En este febrero se cumplirán cinco meses de que el jefe de seguridad del presidente Lacalle Pou fue detenido a la orden de la Fiscalía de Flagrancia de 12º Turno, imputado de participar en la venta de pasaportes fraguados, mediante partidas de nacimiento apócrifas por las cuales más de una docena de rusos figuraban como hijos de uruguayos y pasaban por ciudadanos naturales, amparados por la segunda parte del art. 74 de la Constitución.
La sorpresa sacudió a la República. Pero el asunto no se acotó al caso aislado. Hacia atrás, la detención de Astesiano resonó en los ecos del vituperable caso Marset, por el cual el narco, que estaba preso en Dubai por ingresar con pasaporte paraguayo trucho, logró su libertad usando un documento verdadero que se le hizo llegar en mano, merced a lo cual pasó a la clandestinidad intercontinental hasta ahora. Y hacia adelante, el goteo de los chats requisados convirtió al caso en un verdadero culebrón, vocablo de entrecasa que recogió el Diccionario de las Academias Hispanoamericanas, definiéndolo como “telenovela sumamente larga y de acentuado carácter melodramático” y entendiendo por melodramática “la obra teatral, literaria, cinematográfica o radiofónica en la que se acentúan los aspectos patéticos y sentimentales”.
De eso se trata precisamente: con la agravante de que el patetismo es jurídico y los sentimientos en juego son nada menos que los democráticos, por lo cual resultan del más alto interés público.
Al asunto lo han salpicado temas laterales: la Fiscal pidió ser trasladada y el Fiscal de Corte se lo negó; sobre la marcha, la Fiscal se expidió reiteradamente por tuits… Esa clase de episodios en las telenovelas sirven para esturar pero en un proceso grave, han resultado un adefesio. Indigerible para un país que estuvo acostumbrado a que Jueces y Fiscales no brotaban de nombramientos ni de trámites posteriores a los hechos: surgían de una planilla anual, preordenada objetivamente por fechas y numeración de turnos ineluctables, y todos los Magistrados se pronunciaban por resoluciones y fallos, no por habladurías.

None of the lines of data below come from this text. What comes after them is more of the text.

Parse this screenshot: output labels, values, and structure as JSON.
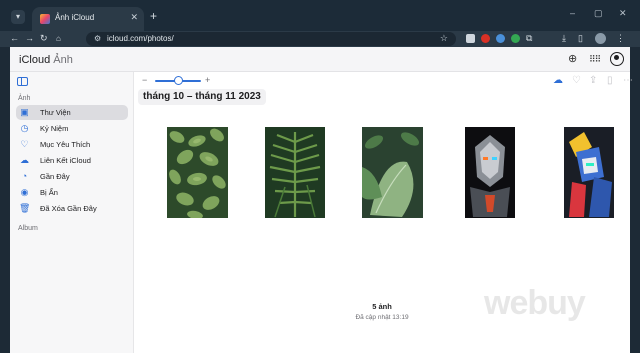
{
  "browser": {
    "tab_title": "Ảnh iCloud",
    "tab_close": "✕",
    "new_tab": "+",
    "url": "icloud.com/photos/",
    "window_controls": [
      "–",
      "▢",
      "✕"
    ]
  },
  "header": {
    "brand_apple": "",
    "brand_icloud": "iCloud",
    "brand_photos": "Ảnh"
  },
  "sidebar": {
    "section_photos": "Ảnh",
    "items": [
      {
        "label": "Thư Viện",
        "icon": "library-icon",
        "active": true
      },
      {
        "label": "Kỷ Niệm",
        "icon": "memories-icon"
      },
      {
        "label": "Mục Yêu Thích",
        "icon": "heart-icon"
      },
      {
        "label": "Liên Kết iCloud",
        "icon": "cloud-link-icon"
      },
      {
        "label": "Gần Đây",
        "icon": "clock-icon"
      },
      {
        "label": "Bị Ẩn",
        "icon": "eye-icon"
      },
      {
        "label": "Đã Xóa Gần Đây",
        "icon": "trash-icon"
      }
    ],
    "section_album": "Album"
  },
  "main": {
    "zoom_minus": "−",
    "zoom_plus": "+",
    "date_range": "tháng 10 – tháng 11 2023",
    "photo_count": "5 ảnh",
    "updated": "Đã cập nhật 13:19"
  },
  "colors": {
    "accent": "#2f6fd6",
    "sidebar_active": "#dcdce0"
  },
  "watermark": "Webuy"
}
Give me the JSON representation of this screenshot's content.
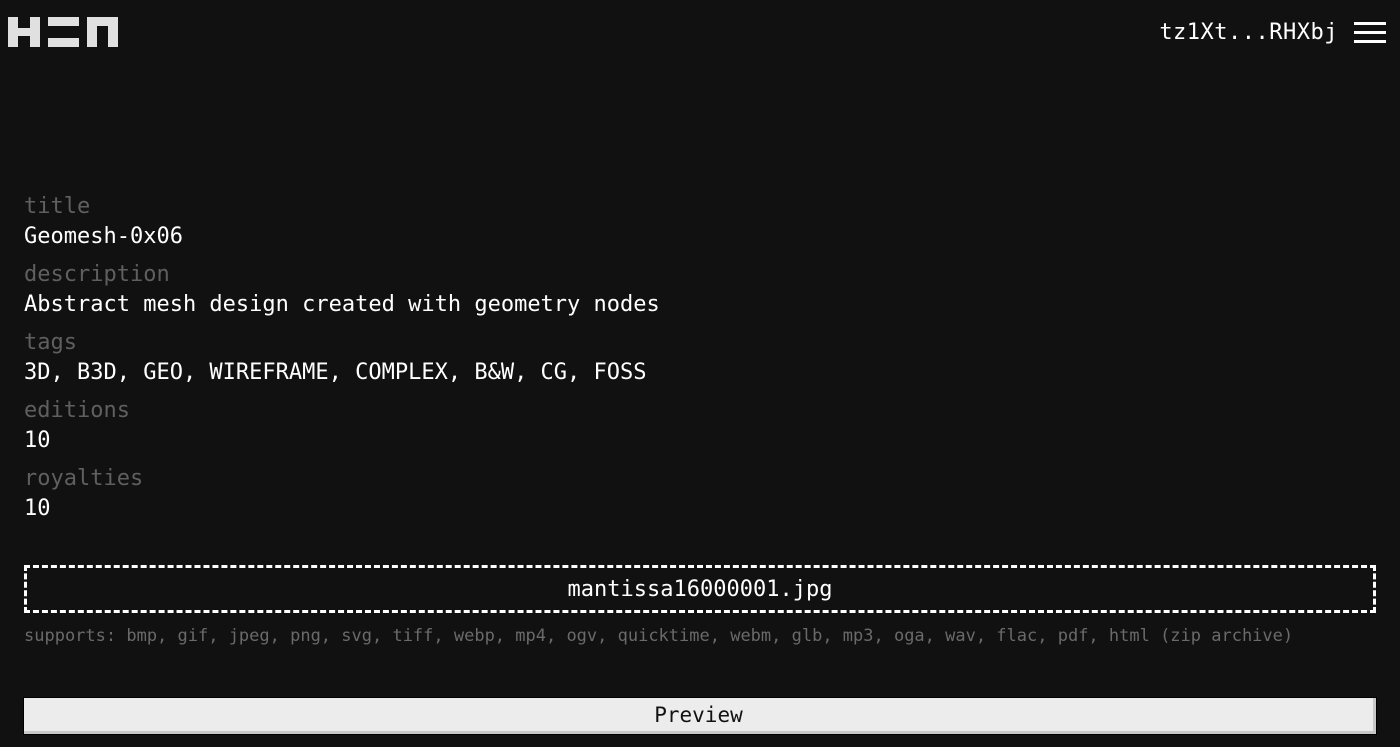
{
  "header": {
    "logo_icon": "hen-logo-icon",
    "wallet_address": "tz1Xt...RHXbj",
    "menu_icon": "hamburger-menu-icon"
  },
  "fields": [
    {
      "label": "title",
      "value": "Geomesh-0x06"
    },
    {
      "label": "description",
      "value": "Abstract mesh design created with geometry nodes"
    },
    {
      "label": "tags",
      "value": "3D, B3D, GEO, WIREFRAME, COMPLEX, B&W, CG, FOSS"
    },
    {
      "label": "editions",
      "value": "10"
    },
    {
      "label": "royalties",
      "value": "10"
    }
  ],
  "upload": {
    "filename": "mantissa16000001.jpg",
    "supports_text": "supports: bmp, gif, jpeg, png, svg, tiff, webp, mp4, ogv, quicktime, webm, glb, mp3, oga, wav, flac, pdf, html (zip archive)"
  },
  "actions": {
    "preview_label": "Preview"
  }
}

Los chats trascendidos aparecen vinculados a lo dicho o actuado en esferas de gobierno por el ex custodio presidencial. Surgen indicios de abusos contra gremialistas y hasta posible violación de fueros de legisladores, pero como se trata de trascendidos sueltos estamos hasta ahora sin saber si los díceres del involucrado se efectivizaron en hechos o se integraron a una voluntad administrativa con competencia o fueron meras balandronadas.
Es contrario al interés general que un goteo de chats obre como difamación oblicua y transforme la limpidez de una indagación en arma para el coto de caza electoral.
Pues bien. Es tiempo de poner orden. Igual que la Naturaleza, el Derecho tiene horror al vacío. Por tanto, mientras esperamos -¡más todavía!- que se unifique la probanza con la mirada conglobante que manda la ley, mientras aguardamos se separe el trigo, la paja y la cizaña, nuestro Estado de Derecho no debe quedarse cruzado de brazos. Es que hay en juego cuestiones de orden público.
La primera que salta a la vista es el origen de las filtraciones. ¿De dónde salen los chats? Indudablemente es legal que la prensa los publique cuando los consigue, pero no es lícito entregarlos si pertenecen a una carpeta reservada, bajo análisis por acusador competente.
En cualquier caso, es de orden público determinar si salieron de una oficina fiscal o policial o si eso quedó descartado tras investigarlo formalmente un Magistrado independiente.
No salta a la vista pero no merece pasar inadvertido que el Poder Ejecutivo ha respetado escrupulosamente la independencia de la investigación, sin darse a los tironeos que hoy son habituales en el vecindario.
Tras admitir frontalmente que se equivocó al designar guardián -errata in eligendo, prevista por los romanos 2200 años atrás-, para el presidente Lacalle Pou es un timbre de honor la espera de procedimientos que escapan a su órbita. Ratifica la pasión nacional por la separación de poderes y la libertad de los dictaminantes. Su ejemplo merece más atención que los chats de un preso por coimero y falsificador, fanfarrón por añadidura.
En definitiva, es contrario al interés general que un goteo de chats obre como difamación oblicua y transforme la limpidez de una indagación en arma para el coto de caza electoral.
Por encima de los mandatos transitorios, están los principios del Derecho aplicados por resoluciones y sentencias tan prontas como sea posible. Y en este tema indeseable, es a ellas, y no al chismorreo, que debemos apostar nuestro destino más allá del lema que votemos.